What are we to make of this surprising calculation and how should we respond to it?

One question to ask is how LifeWorks concluded that Alberta is entitled to 53 per cent of accumulated CPP assets while only making up 15 per cent of the plan’s membership? By using an allocation formula established at the inception of the CPP in the 1960s, when it was an unfunded pay-as-you-go plan with a very small liquidity reserve of non-marketable provincial bonds.

In essence, the system at the time had no inherent fund of its own, and payouts came directly from current CPP contributions. There was also no CPP Investment Board to manage a fund and grow people’s contributions.

That system changed in the 1990s, when Ottawa and the provinces agreed to address the looming retirement of the outsized baby boomer generation.

At one end of the action spectrum, CPP benefits could have been reduced to make the 4.95-per-cent contribution rate sustainable. But rather than push retirees below the poverty line, governments agreed that it was fairer to take a bigger bite out of the salaries of current workers, and out of the bottom line of their employers.

The pension plan was also changed to a funded system, with the CPPIB created to manage and grow the coffers.

The LifeWorks calculation of how to allocate accumulated CPP assets today ignores these developments (and a range of related complexities, such as the interprovincial mobility of contributors in the intervening quarter century).

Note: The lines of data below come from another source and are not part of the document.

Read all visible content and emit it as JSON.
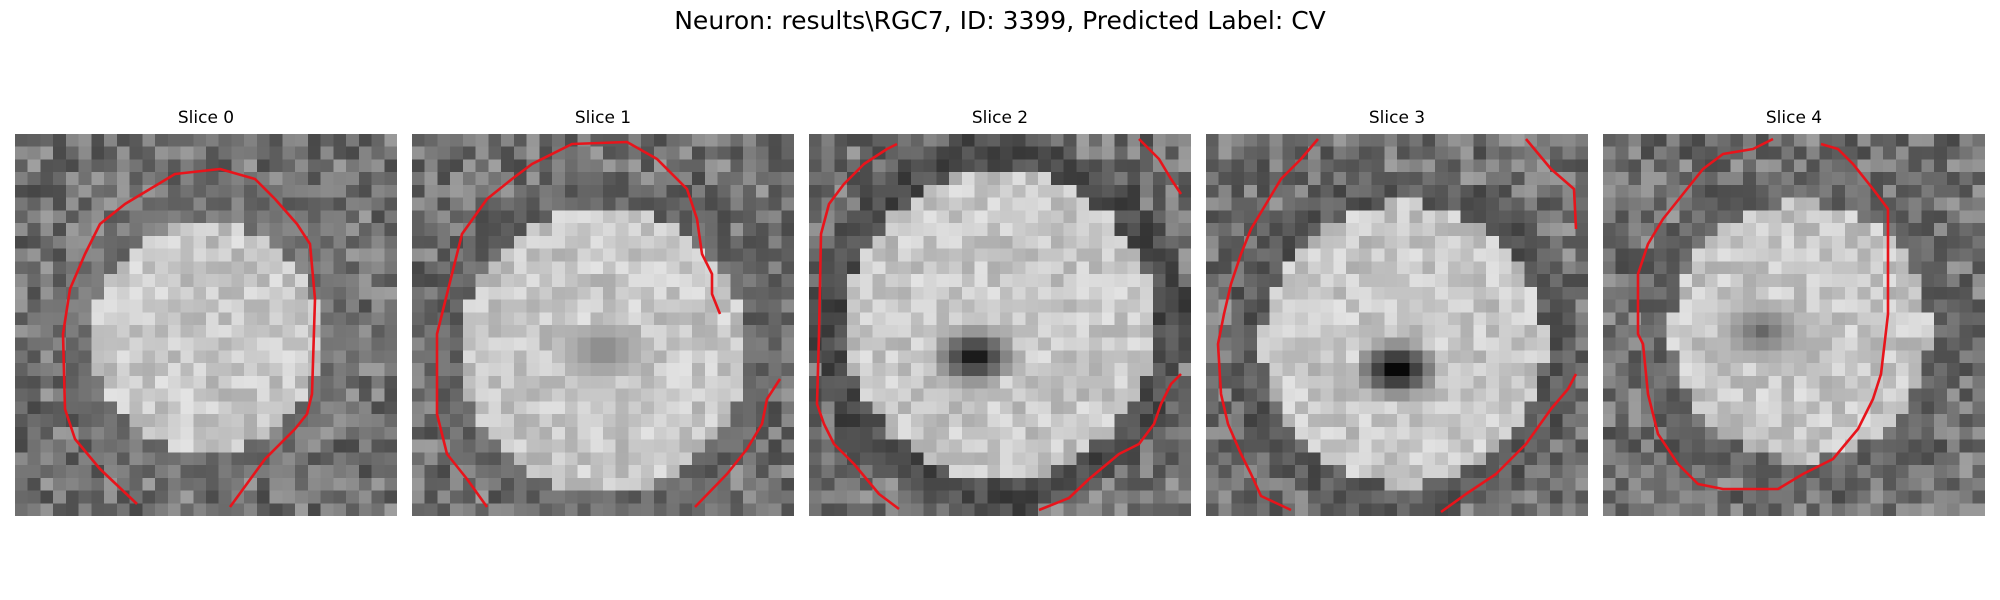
{
  "figure": {
    "title": "Neuron: results\\RGC7, ID: 3399, Predicted Label: CV",
    "colormap": "gray",
    "contour_color": "#e8141b"
  },
  "slices": [
    {
      "title": "Slice 0",
      "center_brightness": "bright",
      "dark_center": false
    },
    {
      "title": "Slice 1",
      "center_brightness": "bright",
      "dark_center": false
    },
    {
      "title": "Slice 2",
      "center_brightness": "bright",
      "dark_center": true
    },
    {
      "title": "Slice 3",
      "center_brightness": "bright",
      "dark_center": true
    },
    {
      "title": "Slice 4",
      "center_brightness": "bright",
      "dark_center": false
    }
  ]
}
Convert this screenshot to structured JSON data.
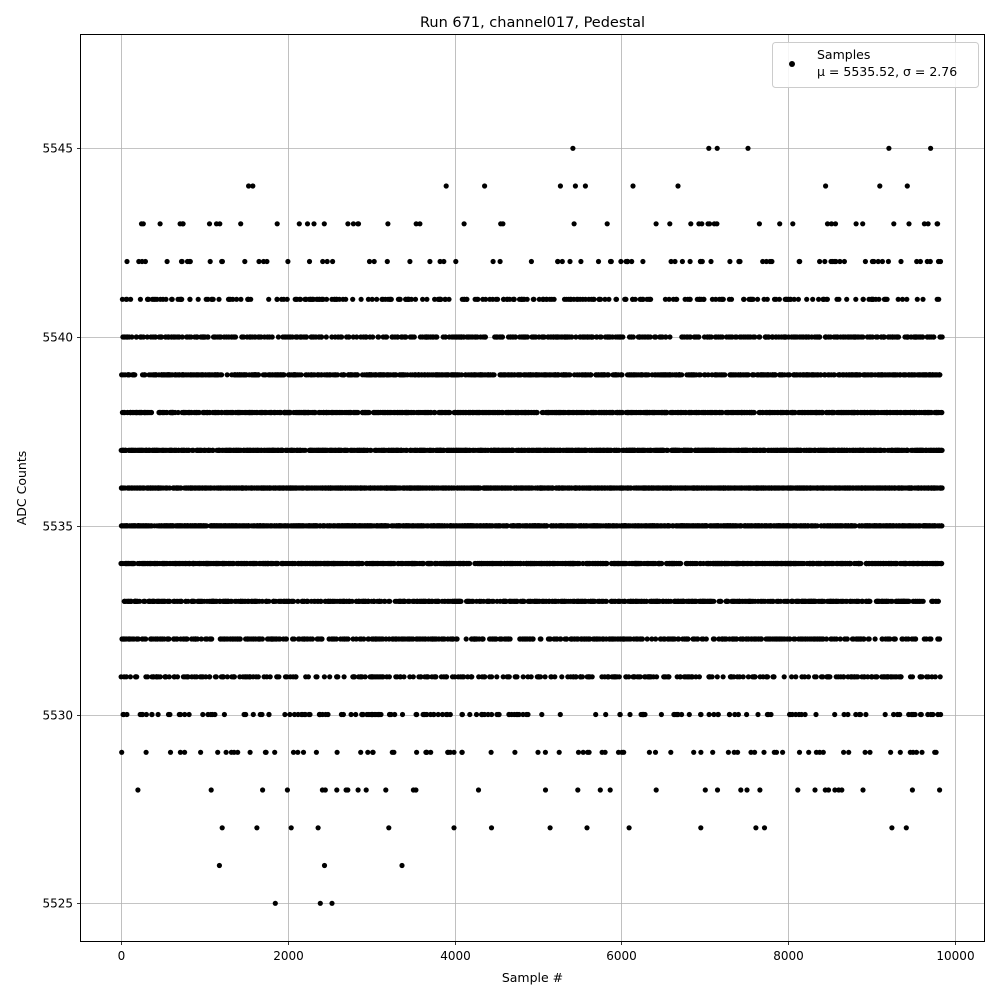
{
  "chart_data": {
    "type": "scatter",
    "title": "Run 671, channel017, Pedestal",
    "xlabel": "Sample #",
    "ylabel": "ADC Counts",
    "xlim": [
      -480,
      10350
    ],
    "ylim": [
      5524,
      5548
    ],
    "xticks": [
      0,
      2000,
      4000,
      6000,
      8000,
      10000
    ],
    "yticks": [
      5525,
      5530,
      5535,
      5540,
      5545
    ],
    "xtick_labels": [
      "0",
      "2000",
      "4000",
      "6000",
      "8000",
      "10000"
    ],
    "ytick_labels": [
      "5525",
      "5530",
      "5535",
      "5540",
      "5545"
    ],
    "grid": true,
    "legend": {
      "placement": "top-right",
      "entries": [
        {
          "label": "Samples",
          "stats": "μ = 5535.52, σ = 2.76"
        }
      ]
    },
    "marker_color": "#000000",
    "series": [
      {
        "name": "Samples",
        "n_points": 9850,
        "mean": 5535.52,
        "sigma": 2.76,
        "level_fraction": {
          "5525": 0.0004,
          "5526": 0.0003,
          "5527": 0.0015,
          "5528": 0.0035,
          "5529": 0.0075,
          "5530": 0.017,
          "5531": 0.033,
          "5532": 0.052,
          "5533": 0.083,
          "5534": 0.112,
          "5535": 0.135,
          "5536": 0.142,
          "5537": 0.132,
          "5538": 0.108,
          "5539": 0.079,
          "5540": 0.052,
          "5541": 0.028,
          "5542": 0.0105,
          "5543": 0.005,
          "5544": 0.0016,
          "5545": 0.0007
        },
        "notable_points": [
          {
            "x": 1850,
            "y": 5525
          },
          {
            "x": 2390,
            "y": 5525
          },
          {
            "x": 2530,
            "y": 5525
          },
          {
            "x": 1180,
            "y": 5526
          },
          {
            "x": 2440,
            "y": 5526
          },
          {
            "x": 3370,
            "y": 5526
          },
          {
            "x": 5420,
            "y": 5545
          },
          {
            "x": 7050,
            "y": 5545
          },
          {
            "x": 7150,
            "y": 5545
          },
          {
            "x": 7520,
            "y": 5545
          },
          {
            "x": 9210,
            "y": 5545
          },
          {
            "x": 9710,
            "y": 5545
          },
          {
            "x": 1530,
            "y": 5544
          },
          {
            "x": 1580,
            "y": 5544
          },
          {
            "x": 3900,
            "y": 5544
          },
          {
            "x": 4360,
            "y": 5544
          },
          {
            "x": 5270,
            "y": 5544
          },
          {
            "x": 5450,
            "y": 5544
          },
          {
            "x": 5570,
            "y": 5544
          },
          {
            "x": 6140,
            "y": 5544
          },
          {
            "x": 6680,
            "y": 5544
          },
          {
            "x": 8450,
            "y": 5544
          },
          {
            "x": 9100,
            "y": 5544
          },
          {
            "x": 9430,
            "y": 5544
          }
        ]
      }
    ]
  }
}
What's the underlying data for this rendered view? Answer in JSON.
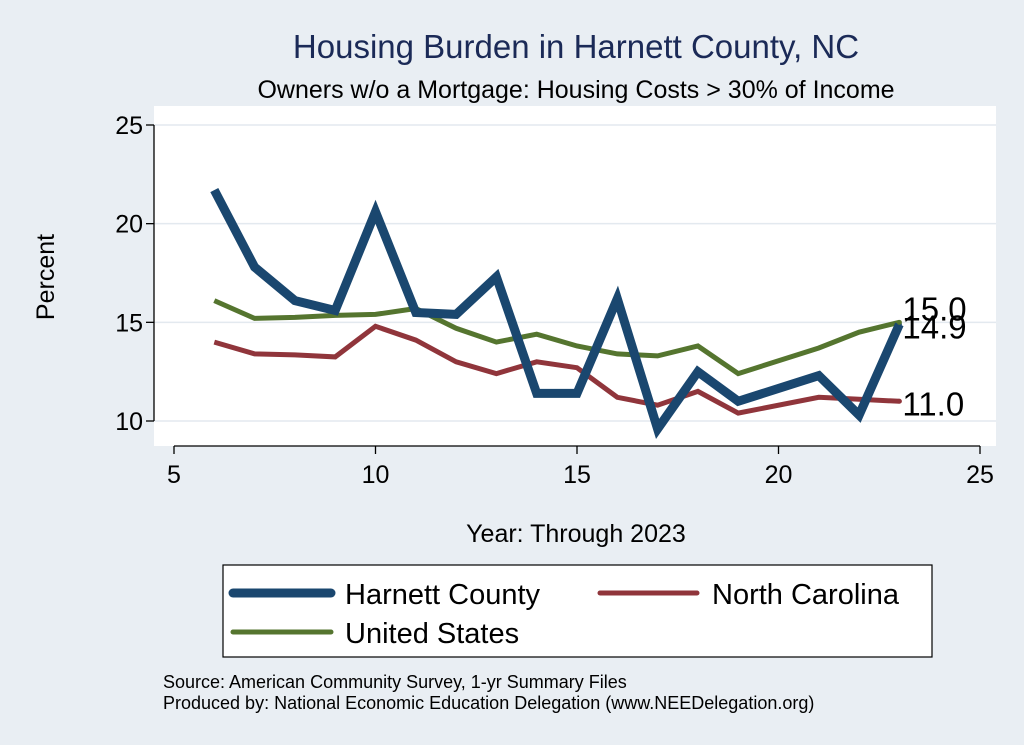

Instead, it effectively returns the now-higher CPP contributions, less benefit payments, compounded by the extraordinary investment return earned by the CPPIB over the past 25 years.

The CPP Act was never properly adjusted to reflect the sustainability agreement of the 1990s. That agreement can only be interpreted to mean that the basis of any asset withdrawal today should be treating all CPP members equally. Ideally, any new Alberta Pension Plan should be set up on a going-forward basis, without altering the rights of existing CPP members.

With Alberta having just 15 per cent of the CPP’s membership, it should only be entitled to claim 15 per cent of the CPP’s assets. If necessary, the CPP Act should be amended to incorporate the social contract that was implicit in the sustainability agreement. The act can only be changed if at least two-thirds of the provinces with at least two-thirds of the population agree. But this also means the act can be amended without Alberta’s agreement.

This is, of course, more than a pension matter. Critics have accused Ms. Smith of purposely making a request that she knew Mr. Trudeau would reject, so that she can fuel her narrative of grievance against Ottawa. But leaving aside the political red herring that the LifeWorks report created, the fact is that Albertans would be badly served if their government chose to withdraw from being a provincial sponsor of the globally-admired CPP.

For one, they would lose the value of pooling future economic, financial and mortality uncertainties with other Canadians. They could also lose the value of CPP portability – and hence job mobility – across Canada, and the value of CPP’s strong investment and administrative capabilities.

Finally, Albertans risk their own government using the assets of a separate APP for purposes unrelated to backing future pension obligations. There is the real possibility of that happening, as Ms. Smith has already weighed in on the investment decisions an APP should make.

In any event, Albertans would be saddled with the material expense and startup risks of creating a new pension plan that would be challenged to provide benefits equivalent to those of the CPP at a marginally lower cost.

A final question: Without the unrealistic money grab suggested by LifeWorks, why would Alberta want to abandon a program which is the envy of the global pensions world and replace it with an untested, smaller, more costly alternative that would take years to build and mature? That is a question for Albertans – and other Canadians – to ponder.